Meet the Young Entrepreneur Helping Other Women Achieve Their Dreams

Immaculee Ndagijimana is a tailor in Rwanda who is using the skills she learned through the STRYDE program to teach other women about the power of entrepreneurship.

 

Immaculee Ndagijimana owns a tailor shop in Rwanda’s Nyanza district.

Before the shop even comes into view, you can hear it. The distinct hum of sewing machines filters through an open window, melting into a chorus of snipping scissors and muffled laughter. Inside, a seemingly infinite assortment of fabrics line the bright blue walls. Immaculee Ndagijimana sits behind a sewing machine, meticulously arranging fabric and thread until they are transformed into a vibrant dress. 

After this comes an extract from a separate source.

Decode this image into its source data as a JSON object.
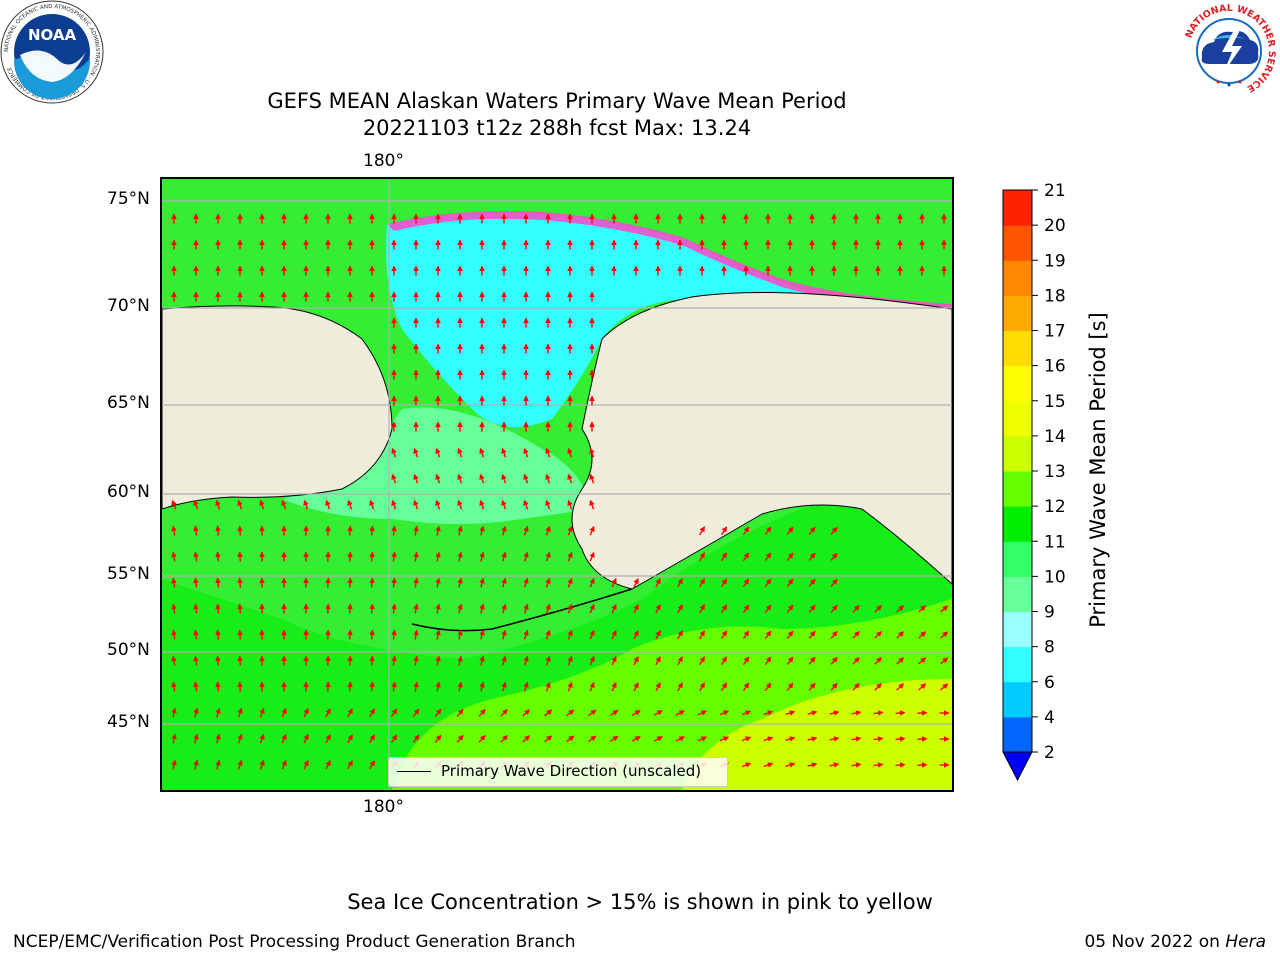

Like many young people in Rwanda, Immaculee once struggled to find work. In a country where the mean age is just under 23 and 78% of the population is under the age of 35, employment opportunities for young people, particularly in rural areas, are extremely limited. The government estimates that over the next five years, over 125,000 jobs will need to be created every year just to absorb new entrants into the labor market.

After considering a few different career paths, Immaculee decided to become a tailor. However, she was barely making enough money from her business to cover basic costs, and as a single mother of one, she knew she needed to figure out a better way to provide for her family. Eventually, she decided to join a youth entrepreneurship program called Strengthening Rural Youth Development Through Enterprise (STRYDE), a partnership between TechnoServe and the Mastercard Foundation. Immaculee is one of 65,000 young people across Kenya, Rwanda, Tanzania, and Uganda who, since 2011, have received training and support through the STRYDE program. 

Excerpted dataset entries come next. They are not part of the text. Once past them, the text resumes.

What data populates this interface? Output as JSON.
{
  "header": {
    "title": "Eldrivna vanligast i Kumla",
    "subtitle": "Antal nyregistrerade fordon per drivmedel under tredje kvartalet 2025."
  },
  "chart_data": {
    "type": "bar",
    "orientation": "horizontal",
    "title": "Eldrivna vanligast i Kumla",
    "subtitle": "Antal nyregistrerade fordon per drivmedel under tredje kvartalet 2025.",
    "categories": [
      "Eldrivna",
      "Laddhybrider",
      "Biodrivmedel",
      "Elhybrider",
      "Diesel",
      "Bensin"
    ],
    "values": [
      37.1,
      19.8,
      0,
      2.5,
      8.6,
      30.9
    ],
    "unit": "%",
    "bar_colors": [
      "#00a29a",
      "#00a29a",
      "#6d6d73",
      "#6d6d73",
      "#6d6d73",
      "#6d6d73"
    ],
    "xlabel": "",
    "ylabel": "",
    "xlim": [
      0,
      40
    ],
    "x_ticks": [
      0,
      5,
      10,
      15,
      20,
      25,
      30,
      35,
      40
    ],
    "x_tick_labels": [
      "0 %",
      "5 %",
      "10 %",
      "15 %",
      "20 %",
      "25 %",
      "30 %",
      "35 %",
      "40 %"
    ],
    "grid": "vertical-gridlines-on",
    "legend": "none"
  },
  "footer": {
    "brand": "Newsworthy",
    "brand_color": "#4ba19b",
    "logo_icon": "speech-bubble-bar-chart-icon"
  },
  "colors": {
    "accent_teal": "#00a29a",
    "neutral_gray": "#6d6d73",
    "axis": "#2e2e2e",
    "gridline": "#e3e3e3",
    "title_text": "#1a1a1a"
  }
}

With the extra money I earned,  I was able to improve the condition of my parents’ house and pay for my siblings’ school fees.
– Immaculee Ndagijimana

Immaculee’s tailor shop is now so successful that she trains 15 to 20 women each week in dressmaking. “After the STRYDE training, I secured a contract to train some of the participants for a small fee of $70 for six months,” she says. Within the first year, she trained the first cohort of 46 participants and a second cohort of 67 participants. The income she generated from these trainings allowed her to expand her shop and buy more supplies, such as clothing, sewing machines, and thread. “I was also able to improve the condition of my parents’ house and pay for my siblings’ school fees,” she adds with a smile. 

A group of women Immaculee has trained in dressmaking.

Immaculee represents the increasingly large number of young Rwandese women who are eager to become financially independent. The single mother attributes her improved business acumen to the skills she acquired through STRYDE trainings, including topics that ranged from goal setting, to advertising, to personal effectiveness. “My newfound self-confidence enabled me to win STRYDE’s business plan competition and take home $580, part of which I used to register my business,” she says. Before STRYDE, Immaculee had accumulated no savings as a small-time tailor. Today, she has her own bank account and makes monthly deposits. She has saved over $650 so far and continues to grow her savings each month. She has also been able to pay off a bank loan of $232.

One of the ladies I trained gained enough independence to walk out of an abusive marriage and get a small job as an apprentice at a tailoring shop.
– Immaculee Ndagijimana

In addition to running her business, Immaculee continues to train many local women, sometimes at no cost. She plans to expand her business and establish it as a registered company that has a positive impact on the community. 

It gives her great pleasure to see some of the women she has trained start their own businesses – sometimes even out of their houses – and transform their lives. With a regular source of income, these women gain economic independence and no longer have to rely on their spouse or family for financial support. “One of the ladies I trained gained enough independence to walk out of an abusive marriage and get a small job as an apprentice at a tailoring shop,” she shares with pride.